To support this vision, the Government announced a series of specific measures designed to encourage companies to develop new products and services. As with a raft of other measures, however, the detail of the new policies would not be published until today.

For example, the Chancellor announced a plan to give to start-up and small businesses through a research and development (R&D) tax credit, which would underwrite a third of their research and development costs.

The tax credit, to be introduced in the finance Bill next year, will reduce the after-tax cost of R&D for tax-paying companies by 12.5 per cent.

Andrew Bell, a high-tech specialist with the accountancy firm PricewaterhouseCoopers, pointed out that start-up companies that were investing heavily in R&D - biotechnology firms for example - were unlikely to be making any profits against which they could offset their tax credits.

For these companies, the credit will reduce the immediate cash cost of R&D by 24 per cent. In return for this tax credit payment, such companies will no longer be able to carry forward their R&D costs to offset against future profits.

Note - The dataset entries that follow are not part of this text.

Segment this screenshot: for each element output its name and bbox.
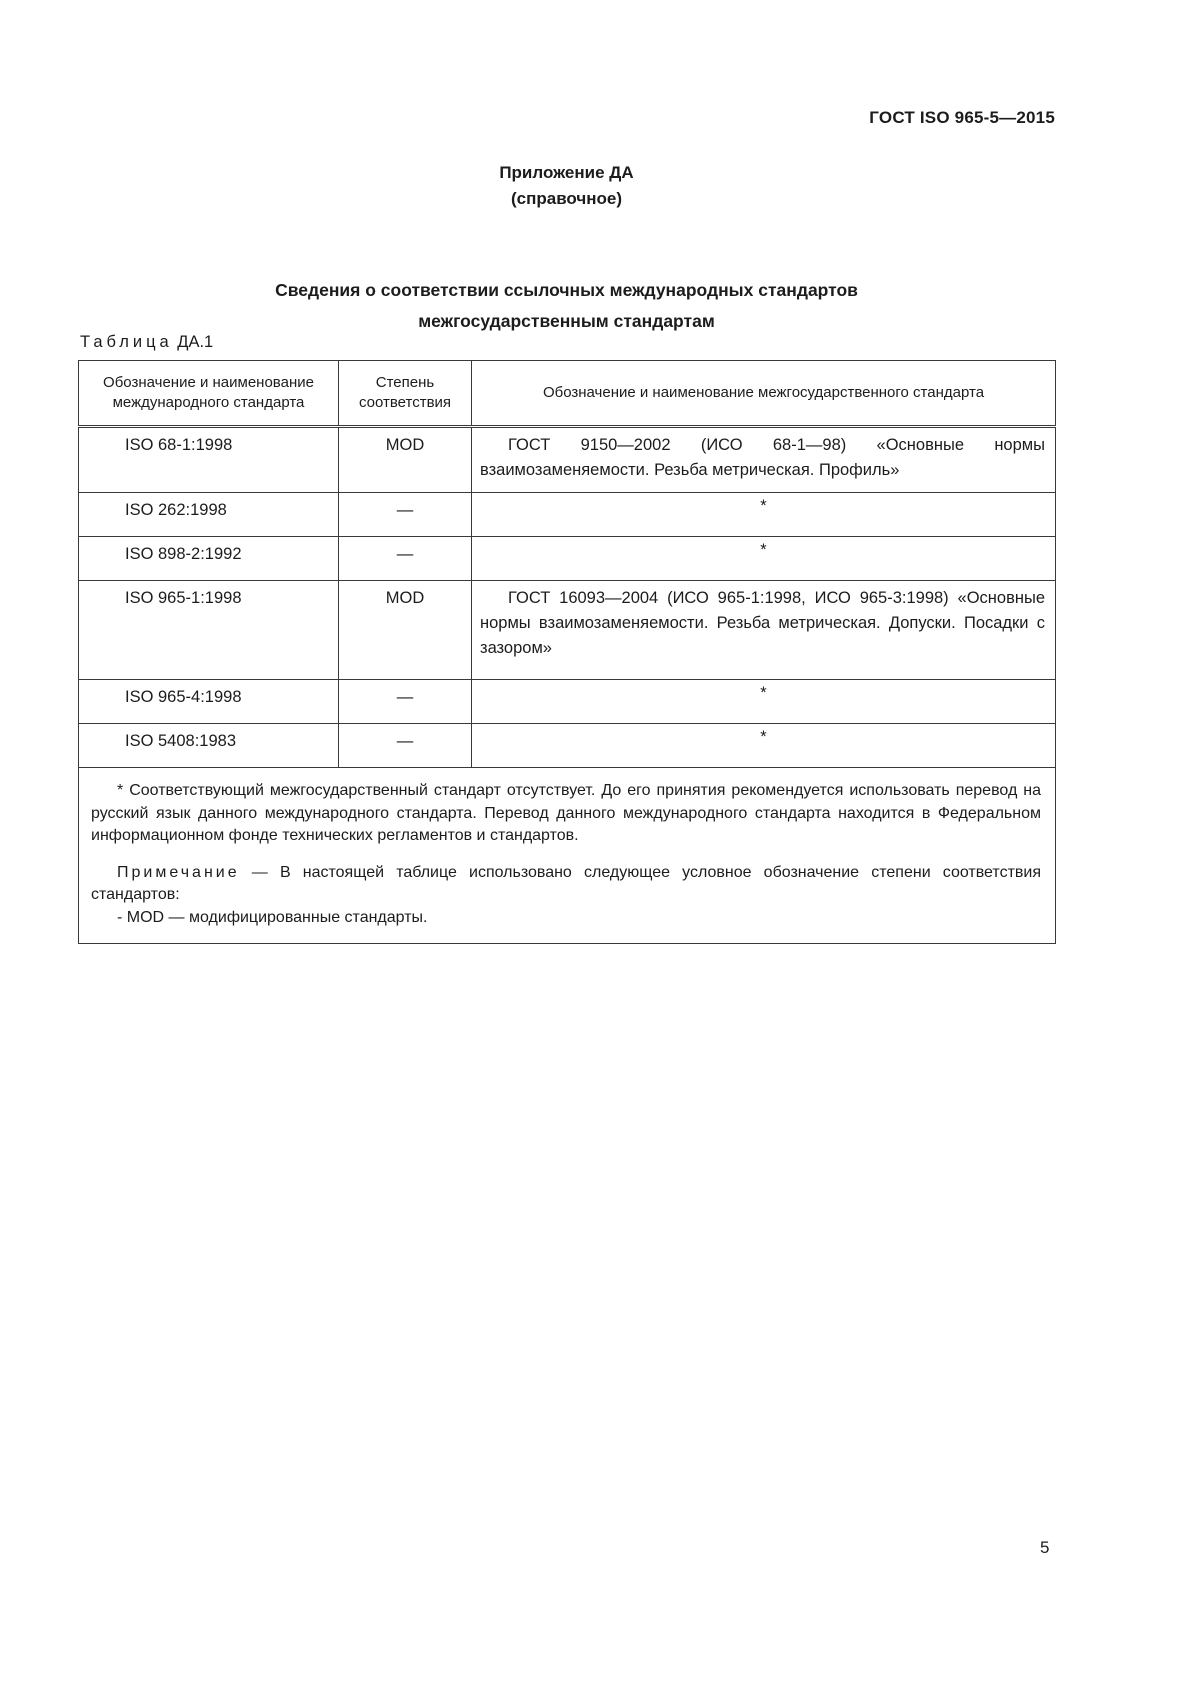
table-row (79, 680, 1056, 724)
page-number: 5 (1040, 1538, 1050, 1557)
column-header-intl-standard: Обозначение и наименование международного стандарта (79, 361, 339, 427)
cell-gost-standard: * (472, 724, 1056, 768)
document-code-header: ГОСТ ISO 965-5—2015 (869, 108, 1055, 127)
table-footnote-row (79, 768, 1056, 944)
column-header-gost-standard: Обозначение и наименование межгосударственного стандарта (472, 361, 1056, 427)
note-item-mod: - MOD — модифицированные стандарты. (117, 908, 428, 926)
cell-degree: — (339, 680, 472, 724)
note-label: Примечание (117, 863, 240, 881)
cell-gost-standard: * (472, 493, 1056, 537)
table-row (79, 581, 1056, 680)
table-label-word: Таблица (80, 333, 173, 351)
cell-gost-standard: ГОСТ 9150—2002 (ИСО 68-1—98) «Основные нормы взаимозаменяемости. Резьба метрическая. Профиль» (472, 427, 1056, 493)
footnote-text: * Соответствующий межгосударственный стандарт отсутствует. До его принятия рекомендуется использовать перевод на русский язык данного международного стандарта. Перевод данного международного стандарта находится в Федеральном информационном фонде технических регламентов и стандартов. (91, 782, 1041, 844)
cell-degree: MOD (339, 581, 472, 680)
table-label-number: ДА.1 (177, 333, 214, 351)
cell-intl-standard: ISO 5408:1983 (79, 724, 339, 768)
section-title (78, 275, 1055, 337)
cell-degree: MOD (339, 427, 472, 493)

But entrepreneurs pointed out that not many small businesses could afford to invest heavily in R&D unless they had specifically raised money to do so.

And the costs of many start-ups - such as the new Internet businesses bursting on to the scene - are more likely to be marketing and market research costs rather than pure R&D.

"If you're an Internet company, most of your costs are service," said David Stroud, managing director of sparesfinder.com, an Internet start- up. "If you're doing actual research you've got to be quite large."

The Chancellor also introduced several measures to stimulate R&D in universities. The Government is spending an extra pounds 100 million on the joint infrastructure fund, the challenge fund that is jointly funded by the Government and the Wellcome Trust.

The additional funding will come from the Higher Education Funding Council of England. The JIF will renew the capital base of science, with up- to- date laboratories and equipment.

Meanwhile, an additional pounds 15 million will be added to University Challenge - a fund designed to commercialise university science - taking the fund's value to pounds 65 million.

Small firms will also get help from a new small business service, which will offer support and advice to companies that need help in complying with existing regulations.

The service, which will be recruiting a high-profile chief executive, will offer practical help to companies - an automated payroll service for example - while offering loan guarantees. Small firms filing their tax returns electronically will also receive a tax incentive.